# Reformed Christian Radio



## Herald (Jul 16, 2007)

*Redeemer Broadcasting Network*


----------



## Anton Bruckner (Jul 17, 2007)

How can they be reformed when they have Joni Eareckson Tada on? Aren't women prohibited from teaching? Or is her ministry only geared towards women?


----------



## Herald (Jul 17, 2007)

Keon - dunno. I do know that R.C. Sproul has Joni at the Ligonier national conference. I don't believe she is offering bible teaching.


----------



## Pilgrim (Jul 17, 2007)

Although I haven't heard it in a long time, my recollection is that at most her program offers devotional material and is dedicated to encouraging those with various disabilities. 

Nancy Leigh DeMoss is carried by many stations but her teaching is definitely geared toward women.


----------



## jbergsing (Jul 17, 2007)

Thanks Bill! Now I have something better to stream into the laptop that is better than the "Joyce Meyers" type of radio that is so predominant on the public airwaves as well as on XM radio!


----------



## blhowes (Jul 17, 2007)

Bill,
Thanks for providing the link. Its a blessing to be listening to some good Christian music now at work.
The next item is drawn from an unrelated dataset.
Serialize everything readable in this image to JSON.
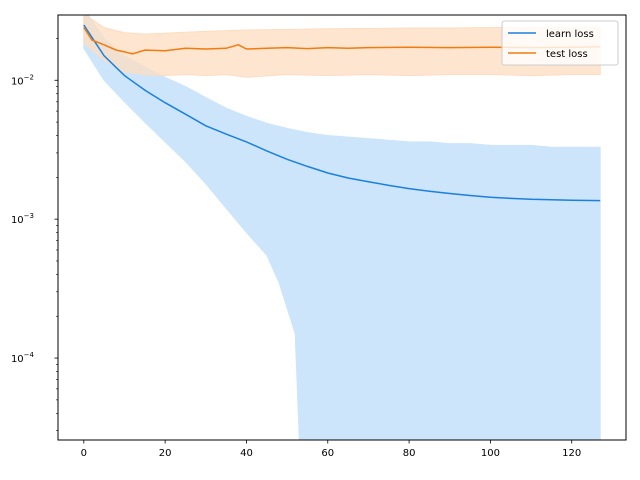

Very uplifting.
Bob


----------



## blhowes (Jul 17, 2007)

I'm listening to the most beautiful lady's ensemble now - the harmonies!! 

At previous baptist church's I've attended, it wasn't uncommon to let out a hearty AMEN or PRAISE THE LORD when blessed. I'm at work now...and I feel like letting one fly...<refraining (a little music joke) myself>


----------



## Blueridge Believer (Jul 17, 2007)

Thanks for the link dear brother.


----------



## brymaes (Jul 17, 2007)

BaptistInCrisis said:


> *Redeemer Broadcasting Network*


This is really quite good!


----------